A single-figure painting by George Condo titled Jesus made in 2001 sold for $528,200 with buyer’s fees, the hammer price was near the low estimate of $400,000-$600,000. Despite having been showcased in the artist’s watershed 2011-12 exhibition “Mental States,” and new to the market, the result came up short of the artist’s recent price of $1.3 million paid for Antipodal Reunion (2005) during a Sotheby’s online sale in April.
Another new-to-market work that performed well against its estimate was Kehinde Wiley’s St. John the Baptist Preaching from 2003, which the seller acquired directly from the artist. It sold to a new buyer for $176,400 against an estimate of $80,000-120,000 after 11 bids. Sotheby’s moved the artist’s auction record up just months ago, when Wiley’s LE ROI À LA CHASSE II from 2007 sold for $350,000 during a contemporary day sale in June, against an estimate of $150,000-200,000. Wiley’s prices have seen a slow increase in the auction market; his estimates at Phillips between 2009-10 for similar examples of single-figure male portraits from the early 2000s were set around $40,000-60,000.

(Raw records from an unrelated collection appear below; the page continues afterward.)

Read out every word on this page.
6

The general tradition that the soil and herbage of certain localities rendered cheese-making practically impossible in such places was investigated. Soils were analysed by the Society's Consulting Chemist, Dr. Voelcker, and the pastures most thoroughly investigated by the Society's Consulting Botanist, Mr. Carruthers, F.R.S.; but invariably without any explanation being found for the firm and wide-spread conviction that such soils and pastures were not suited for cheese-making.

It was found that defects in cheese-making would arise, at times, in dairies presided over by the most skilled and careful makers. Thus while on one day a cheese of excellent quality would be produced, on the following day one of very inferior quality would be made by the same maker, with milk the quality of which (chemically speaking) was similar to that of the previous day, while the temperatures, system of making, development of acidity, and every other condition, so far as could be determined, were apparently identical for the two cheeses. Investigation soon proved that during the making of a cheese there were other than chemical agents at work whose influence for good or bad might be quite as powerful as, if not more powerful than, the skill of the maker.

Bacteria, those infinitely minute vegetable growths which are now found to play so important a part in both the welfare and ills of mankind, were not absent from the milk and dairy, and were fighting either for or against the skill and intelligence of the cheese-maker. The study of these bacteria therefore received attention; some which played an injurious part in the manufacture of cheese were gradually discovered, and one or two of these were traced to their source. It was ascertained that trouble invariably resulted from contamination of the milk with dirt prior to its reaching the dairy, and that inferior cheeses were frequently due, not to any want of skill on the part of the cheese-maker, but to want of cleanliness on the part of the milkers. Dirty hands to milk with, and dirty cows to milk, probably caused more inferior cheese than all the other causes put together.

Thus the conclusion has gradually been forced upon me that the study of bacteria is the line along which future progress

Elsewhere in the contemporary day auctions, Sotheby’s saw a new record for American artist Betye Saar. ABCD Education from 2001, a mixed media assemblage and collage on a vintage blackboard went for $81,900, four times the estimate of $20,000, marking a new auction record for the artist. The seller purchased it 8 years ago at Michael Rosenfeld Gallery in New York. Saar’s Honey achieved $44,100, more than double the $15,000 high estimate. The results coincide with an exhibition devoted to the artist now at The Morgan Library and Museum in New York.